Tous ces ouvrages, même ceux sans grand intérêt, sont aujourd’hui introuvables ou presque. La bibliothèque nationale n’en possède presque aucun. Peut-être la magie d’internet fera-t-elle ressortir du fond d’une cave lozérienne quelques exemplaires poussiéreux de l’Antéchrist ou de Saint-Sévérien ou des Prêtres massacrés ??
Page de Antéchrist très mal imprimée.
L’encrage n’est pas homogène et la netteté des caractères n’y est pas.
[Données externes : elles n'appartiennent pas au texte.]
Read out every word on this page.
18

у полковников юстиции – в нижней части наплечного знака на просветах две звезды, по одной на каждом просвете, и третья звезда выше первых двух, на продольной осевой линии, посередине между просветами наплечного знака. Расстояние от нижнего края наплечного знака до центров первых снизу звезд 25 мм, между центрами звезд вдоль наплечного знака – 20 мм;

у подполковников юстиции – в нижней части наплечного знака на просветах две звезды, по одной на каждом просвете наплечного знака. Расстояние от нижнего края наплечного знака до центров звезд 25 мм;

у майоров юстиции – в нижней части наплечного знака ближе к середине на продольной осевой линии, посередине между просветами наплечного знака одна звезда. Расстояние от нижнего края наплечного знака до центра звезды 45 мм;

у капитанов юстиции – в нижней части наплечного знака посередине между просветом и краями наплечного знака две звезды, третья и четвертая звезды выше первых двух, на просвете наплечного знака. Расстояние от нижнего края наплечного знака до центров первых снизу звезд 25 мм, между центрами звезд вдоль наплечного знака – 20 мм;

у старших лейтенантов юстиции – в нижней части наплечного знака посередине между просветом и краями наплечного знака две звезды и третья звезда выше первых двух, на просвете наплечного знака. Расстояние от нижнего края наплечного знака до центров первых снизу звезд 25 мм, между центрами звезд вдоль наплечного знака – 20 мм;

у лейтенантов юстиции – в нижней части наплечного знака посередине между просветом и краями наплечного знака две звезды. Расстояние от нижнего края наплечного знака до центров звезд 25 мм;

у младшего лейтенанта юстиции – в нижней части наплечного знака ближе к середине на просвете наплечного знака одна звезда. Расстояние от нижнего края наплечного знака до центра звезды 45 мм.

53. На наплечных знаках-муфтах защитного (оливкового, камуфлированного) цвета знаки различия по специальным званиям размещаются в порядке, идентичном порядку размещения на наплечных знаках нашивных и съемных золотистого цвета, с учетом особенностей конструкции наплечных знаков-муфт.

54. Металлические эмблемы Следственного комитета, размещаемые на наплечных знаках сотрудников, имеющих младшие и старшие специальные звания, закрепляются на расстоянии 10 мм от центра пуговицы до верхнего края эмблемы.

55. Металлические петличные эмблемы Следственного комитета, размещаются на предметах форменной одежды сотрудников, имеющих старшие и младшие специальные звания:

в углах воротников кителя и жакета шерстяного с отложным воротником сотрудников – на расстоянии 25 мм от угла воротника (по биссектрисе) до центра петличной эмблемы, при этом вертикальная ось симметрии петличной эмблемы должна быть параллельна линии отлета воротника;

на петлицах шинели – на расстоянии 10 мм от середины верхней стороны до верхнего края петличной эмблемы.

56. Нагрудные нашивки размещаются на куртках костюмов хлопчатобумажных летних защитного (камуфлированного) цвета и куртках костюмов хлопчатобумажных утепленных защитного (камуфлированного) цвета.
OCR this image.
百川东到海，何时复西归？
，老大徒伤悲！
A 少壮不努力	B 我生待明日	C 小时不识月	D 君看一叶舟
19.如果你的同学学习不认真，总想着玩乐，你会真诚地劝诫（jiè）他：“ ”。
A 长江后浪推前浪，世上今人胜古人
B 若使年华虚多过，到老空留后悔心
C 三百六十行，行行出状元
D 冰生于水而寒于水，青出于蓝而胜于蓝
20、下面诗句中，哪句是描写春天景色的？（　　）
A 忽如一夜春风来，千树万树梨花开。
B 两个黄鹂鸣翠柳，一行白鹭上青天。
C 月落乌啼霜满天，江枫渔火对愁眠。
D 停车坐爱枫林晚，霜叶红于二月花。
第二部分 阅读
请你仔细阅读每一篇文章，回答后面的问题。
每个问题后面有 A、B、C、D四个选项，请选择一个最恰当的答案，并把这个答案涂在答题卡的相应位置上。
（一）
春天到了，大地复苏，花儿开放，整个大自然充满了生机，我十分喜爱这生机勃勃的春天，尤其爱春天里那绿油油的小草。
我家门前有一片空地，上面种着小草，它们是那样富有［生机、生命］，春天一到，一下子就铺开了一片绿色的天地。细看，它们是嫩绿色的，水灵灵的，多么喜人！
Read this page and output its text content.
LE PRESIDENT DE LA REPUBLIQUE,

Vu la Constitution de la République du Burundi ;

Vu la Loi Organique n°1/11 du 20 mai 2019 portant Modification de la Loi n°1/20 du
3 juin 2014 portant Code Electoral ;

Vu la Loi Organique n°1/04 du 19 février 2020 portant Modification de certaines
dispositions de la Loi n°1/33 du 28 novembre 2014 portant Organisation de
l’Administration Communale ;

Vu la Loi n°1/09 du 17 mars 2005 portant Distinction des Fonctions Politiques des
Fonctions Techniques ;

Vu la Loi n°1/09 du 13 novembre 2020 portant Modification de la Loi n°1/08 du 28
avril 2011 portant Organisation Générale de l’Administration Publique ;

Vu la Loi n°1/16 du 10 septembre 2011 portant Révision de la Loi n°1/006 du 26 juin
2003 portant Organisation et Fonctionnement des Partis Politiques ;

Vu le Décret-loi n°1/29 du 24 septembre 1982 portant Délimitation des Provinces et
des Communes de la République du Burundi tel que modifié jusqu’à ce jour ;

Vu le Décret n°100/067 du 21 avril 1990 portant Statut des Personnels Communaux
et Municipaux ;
C’est ce qui m’est arrivé avec un exemplaire de l’Antéchrist, publié par ses soins en 1880, et dont voici quelques photos qui vous permettront de juger et de l’impression et du soin (ou plutôt du manque de soin) apporté à l’édition.
Tâches d’encre en bordure de page de Antéchrist.
De nombreuses pages sont ainsi maculées.

Il existe par ailleurs une petite plaquette de 30 pages publiée récemment par Guy Crouzet sur l’abbé Pourcher. Je ne la possède pas mais l’auteur dit qu’on y donne des documents retrouvés par l’auteur aux Archives de Mende qui nous révèlent l’attachante personnalité de ce « curé-imprimeur » hors du commun. On y trouve aussi des photos inédites du fusil avec lequel Jean Chastel tua la bête le 19 juin 1767.
Achevé d’imprimer de Antéchrist, 1880.
Imprimé à son domicile.

Je tiens à remercier particulièrement M. Hugues Rossignol pour m’avoir autorisé à publier sur ce blog les photographies de l’exemplaire qu’il possède de l’Histoire de la bête du Gévaudan. Les exemplaires de cet ouvrage en sont si rares et si recherchés que cela a été une rencontre fortuite qui m’a motivé pour vous donner cet article.
Page de titre et faux-titre de l’Histoire de la Bête du Gévaudan, 1889.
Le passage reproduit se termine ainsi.